With the help of steroids, he was soon taken off the ventilator. He remained in the NICU for several months while Virginia pumped each day to make sure he had her breast milk. The staff became friends as milestones were reached: Holding Charles at seven weeks, bathing him for the first time at eight weeks. Once their baby was finally released from the hospital, the nursing staff threw them a shower,
“They even took us to Babies 'R Us to shop,” remembers Virginia.

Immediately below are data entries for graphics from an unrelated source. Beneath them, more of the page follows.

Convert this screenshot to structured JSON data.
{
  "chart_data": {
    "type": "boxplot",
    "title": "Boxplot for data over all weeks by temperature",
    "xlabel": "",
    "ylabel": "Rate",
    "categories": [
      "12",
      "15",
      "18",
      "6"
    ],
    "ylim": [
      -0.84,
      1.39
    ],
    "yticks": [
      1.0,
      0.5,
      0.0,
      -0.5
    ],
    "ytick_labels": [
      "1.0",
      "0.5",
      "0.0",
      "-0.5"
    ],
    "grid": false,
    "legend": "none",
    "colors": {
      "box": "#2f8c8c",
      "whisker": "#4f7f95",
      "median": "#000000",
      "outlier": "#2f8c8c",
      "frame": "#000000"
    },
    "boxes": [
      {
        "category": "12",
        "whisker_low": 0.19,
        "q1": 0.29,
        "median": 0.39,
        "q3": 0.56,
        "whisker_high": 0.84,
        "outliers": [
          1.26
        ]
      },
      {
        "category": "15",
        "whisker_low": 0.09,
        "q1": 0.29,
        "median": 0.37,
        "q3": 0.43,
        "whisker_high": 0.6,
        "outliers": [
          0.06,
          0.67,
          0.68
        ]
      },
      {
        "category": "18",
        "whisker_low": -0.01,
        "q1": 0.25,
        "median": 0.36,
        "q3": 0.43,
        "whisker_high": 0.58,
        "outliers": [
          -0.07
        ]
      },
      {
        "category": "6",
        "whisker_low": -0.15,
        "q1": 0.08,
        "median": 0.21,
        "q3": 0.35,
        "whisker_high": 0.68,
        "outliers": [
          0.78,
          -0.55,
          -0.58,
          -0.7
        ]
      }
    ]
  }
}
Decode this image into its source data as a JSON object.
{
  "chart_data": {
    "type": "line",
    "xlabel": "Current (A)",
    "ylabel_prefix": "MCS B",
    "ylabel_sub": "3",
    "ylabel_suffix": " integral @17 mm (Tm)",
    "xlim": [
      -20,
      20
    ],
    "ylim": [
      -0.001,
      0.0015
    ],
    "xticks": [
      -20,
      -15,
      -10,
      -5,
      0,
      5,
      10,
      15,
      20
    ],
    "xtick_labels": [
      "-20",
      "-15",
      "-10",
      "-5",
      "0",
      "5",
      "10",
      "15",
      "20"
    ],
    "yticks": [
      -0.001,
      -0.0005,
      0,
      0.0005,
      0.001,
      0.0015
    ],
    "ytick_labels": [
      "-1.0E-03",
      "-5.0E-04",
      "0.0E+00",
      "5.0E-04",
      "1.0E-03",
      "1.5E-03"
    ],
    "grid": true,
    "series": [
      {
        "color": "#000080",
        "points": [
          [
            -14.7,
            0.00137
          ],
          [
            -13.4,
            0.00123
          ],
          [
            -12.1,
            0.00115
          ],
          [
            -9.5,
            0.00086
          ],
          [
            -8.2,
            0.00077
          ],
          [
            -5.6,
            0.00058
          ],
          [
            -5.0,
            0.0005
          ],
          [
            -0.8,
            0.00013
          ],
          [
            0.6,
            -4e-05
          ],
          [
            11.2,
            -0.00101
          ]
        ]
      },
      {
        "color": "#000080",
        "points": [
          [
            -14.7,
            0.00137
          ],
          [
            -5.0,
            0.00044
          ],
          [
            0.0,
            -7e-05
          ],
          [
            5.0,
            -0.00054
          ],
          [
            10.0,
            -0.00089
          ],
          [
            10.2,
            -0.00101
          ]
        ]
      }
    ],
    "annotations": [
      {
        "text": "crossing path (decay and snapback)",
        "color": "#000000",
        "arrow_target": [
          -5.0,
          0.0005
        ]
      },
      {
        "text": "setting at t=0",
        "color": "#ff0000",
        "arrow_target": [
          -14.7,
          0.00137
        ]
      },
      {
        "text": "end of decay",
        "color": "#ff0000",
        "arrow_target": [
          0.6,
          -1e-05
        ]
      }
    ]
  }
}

Because of Charles, friendships had been forged. But prematurity left Charles with cerebral palsy and near-sightedness. He received therapy through Tennessee Early Intervention Services, which helped with his development. And most recently, surgery with a specialist in St. Louis alleviated most of the spasticity in his legs, enabling him to better walk and run. As Michael describes it all, Charles listens intently before saying, “I didn’t know you were a doctor, Daddy.”
Virginia brings out a few mementos from those NICU days: a tiny purple pacifier, a diaper the size of a smart phone, a blood pressure cuff that fits around her pinky. She is matter of fact, and yet wistful, too. The momentos stay tucked away in her dresser drawer, a reminder of just how far they’ve traveled together.
Keeping the faith
To see Charles today, a Perky Penguin in his kindergarten class at Grace St. Luke’s Episcopal School, you wouldn’t know the journey he’s been on. Instead, you would see an exuberant little boy, filled with life and eager to greet each day with a smile. Virginia and Michael too, have learned what all parents do: That having children requires sacrifice and courage and faith.
“You learn what you’ll bear for another person. It’s amazing,” says Michael.
“There’s something special with Charles," adds Virginia, "I don’t know what but there’s something special planned for him.”